The reports that followed 3M Co.'s disappointing recent earnings announcement made clear how analysts interpreted CEO Mike Roman's statement that "operational execution fell short of the expectations we have for ourselves."
Put simply, 3M executives had admitted to being too slow to do what investors saw as the right thing — letting a lot of 3M employees go.
The company said it was going to reduce head count by about 2,000, roughly 2% of the workforce, through what its executives called "voluntary and involuntary" actions. People with experience at big companies know voluntary likely means some sort of early retirement benefits for agreeing to leave, and everyone knows what involuntary means.
All of this illustrates the kind of pressure managers of even a widely admired company like 3M are under. One of the reasons 3M enjoys its lofty status is its tradition of planning for the long term, particularly its commitment to continually putting a lot of money into coming up with new products and technologies.
Here its executives thought they had to all but apologize for having not already laid people off.
It's not that Maplewood-based 3M didn't make a lot of money in the first quarter, by the way.
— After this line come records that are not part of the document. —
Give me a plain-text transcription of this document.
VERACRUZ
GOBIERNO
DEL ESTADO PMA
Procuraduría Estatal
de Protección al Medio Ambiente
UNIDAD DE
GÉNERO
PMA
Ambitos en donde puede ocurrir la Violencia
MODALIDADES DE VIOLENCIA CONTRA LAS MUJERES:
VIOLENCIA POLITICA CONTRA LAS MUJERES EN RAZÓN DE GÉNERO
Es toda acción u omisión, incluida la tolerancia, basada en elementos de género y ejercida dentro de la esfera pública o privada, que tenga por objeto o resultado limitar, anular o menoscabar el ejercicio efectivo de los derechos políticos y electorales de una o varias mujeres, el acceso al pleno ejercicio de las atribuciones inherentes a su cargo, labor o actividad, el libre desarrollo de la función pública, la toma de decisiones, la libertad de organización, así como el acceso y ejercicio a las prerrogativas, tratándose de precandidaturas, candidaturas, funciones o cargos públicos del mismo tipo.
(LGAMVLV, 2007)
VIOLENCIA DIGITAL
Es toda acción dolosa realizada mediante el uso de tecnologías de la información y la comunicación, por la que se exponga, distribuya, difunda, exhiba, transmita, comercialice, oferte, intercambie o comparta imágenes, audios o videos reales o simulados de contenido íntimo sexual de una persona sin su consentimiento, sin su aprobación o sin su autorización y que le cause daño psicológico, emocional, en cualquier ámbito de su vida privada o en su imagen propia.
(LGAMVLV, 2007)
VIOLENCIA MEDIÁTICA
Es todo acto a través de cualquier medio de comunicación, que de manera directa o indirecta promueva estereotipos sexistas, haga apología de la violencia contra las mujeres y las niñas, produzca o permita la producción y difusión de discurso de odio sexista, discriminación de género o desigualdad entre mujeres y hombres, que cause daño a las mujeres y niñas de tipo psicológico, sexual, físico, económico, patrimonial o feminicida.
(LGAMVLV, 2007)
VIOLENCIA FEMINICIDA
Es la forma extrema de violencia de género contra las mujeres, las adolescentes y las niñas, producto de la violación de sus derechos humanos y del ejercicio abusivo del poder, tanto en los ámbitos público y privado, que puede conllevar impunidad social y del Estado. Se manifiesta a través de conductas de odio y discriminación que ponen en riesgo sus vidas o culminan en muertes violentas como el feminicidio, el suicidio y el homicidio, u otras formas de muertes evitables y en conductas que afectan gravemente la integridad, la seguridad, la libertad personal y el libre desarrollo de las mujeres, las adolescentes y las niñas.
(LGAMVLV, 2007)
It generated an operating margin of better than 21%, once adjusted for costs of lawsuits. But sales of not quite $7.9 billion were down about 5% from the same period of 2018. And that made the quarter not profitable enough.
Analysts called these financial results "rough," "unsettling" and even "disastrous." 3M took down the Dow Jones industrial average that day nearly 200 points.
Investors really care about what happens to 3M, one of the 30 stocks that make up the Dow average. One reason is because of the kind of company it is, called a short-cycle industrial company.